Fewer loads and stores per operation are required because all of the registers containing these elements are referenced at least twice. This particular example can also benefit from the PA-RISC FMPYFADD instruction, which is available with PA-8x00 processors. This instruction doubles the speed of the operations in the body of the loop by simultaneously performing related adds and multiplies.

This is a very simplified example. In reality, the compiler attempts to exploit as many of the PA-RISC processor’s registers as possible. For the matrix multiply algorithm used here, the compiler would select a larger unrolling factor, creating a much larger K loop body. This would result in increased register exploitation and fewer loads and stores per operation.

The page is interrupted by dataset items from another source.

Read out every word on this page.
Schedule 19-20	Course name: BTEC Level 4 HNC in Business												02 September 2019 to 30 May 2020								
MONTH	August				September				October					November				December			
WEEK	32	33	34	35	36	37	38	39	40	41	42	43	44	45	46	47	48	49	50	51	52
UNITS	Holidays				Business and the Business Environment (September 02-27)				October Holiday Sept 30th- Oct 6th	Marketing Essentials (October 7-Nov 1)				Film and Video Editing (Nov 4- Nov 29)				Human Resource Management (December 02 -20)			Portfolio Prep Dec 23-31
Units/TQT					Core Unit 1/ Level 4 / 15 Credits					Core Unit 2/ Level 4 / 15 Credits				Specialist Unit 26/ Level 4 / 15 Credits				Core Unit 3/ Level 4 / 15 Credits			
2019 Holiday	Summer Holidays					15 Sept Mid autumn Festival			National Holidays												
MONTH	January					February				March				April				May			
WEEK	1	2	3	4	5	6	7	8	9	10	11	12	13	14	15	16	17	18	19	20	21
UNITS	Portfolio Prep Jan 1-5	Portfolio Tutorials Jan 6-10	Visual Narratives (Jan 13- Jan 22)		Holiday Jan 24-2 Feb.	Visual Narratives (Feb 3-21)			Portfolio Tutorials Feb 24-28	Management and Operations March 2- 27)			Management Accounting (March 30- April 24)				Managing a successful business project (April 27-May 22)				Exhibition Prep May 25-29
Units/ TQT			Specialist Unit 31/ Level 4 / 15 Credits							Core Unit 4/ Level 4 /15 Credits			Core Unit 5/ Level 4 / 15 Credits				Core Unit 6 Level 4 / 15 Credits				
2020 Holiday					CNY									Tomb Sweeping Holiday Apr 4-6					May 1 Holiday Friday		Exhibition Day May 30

	NOTE: Excessive unrolling may introduce extra register spills if the unrolled and jammed loop body becomes too large. Each cache line has a 32-bit register value; register spills occur when this value is exceeded. This most often occurs as a result of continuous loop unrolling. Register spills may have negative effects on performance.

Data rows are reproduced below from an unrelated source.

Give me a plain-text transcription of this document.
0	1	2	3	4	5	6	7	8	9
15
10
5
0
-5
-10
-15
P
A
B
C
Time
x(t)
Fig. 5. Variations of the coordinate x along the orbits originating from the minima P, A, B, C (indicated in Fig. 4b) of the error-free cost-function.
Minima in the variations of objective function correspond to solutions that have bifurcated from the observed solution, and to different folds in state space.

You should attempt to select unroll factor values that align data references in the innermost loop on cache boundaries. As a result, references to the consecutive memory regions in the innermost loop can have very high cache hit ratios. Unroll factors of 5 or 7 may not be good choices because most array element sizes are either 4 bytes or 8 bytes and the cache line size is 32 bytes. Therefore, an unroll factor of 2 or 4 is more likely to effectively exploit cache line reuse for the references that access consecutive memory regions.

As with all optimizations that replicate code, the number of new loops created when the compiler performs the unroll and jam optimization is limited by default to ensure reasonable compile times. To increase the replication limit and possibly increase your compile time and code size, specify the +Onosize and +Onolimit compiler options.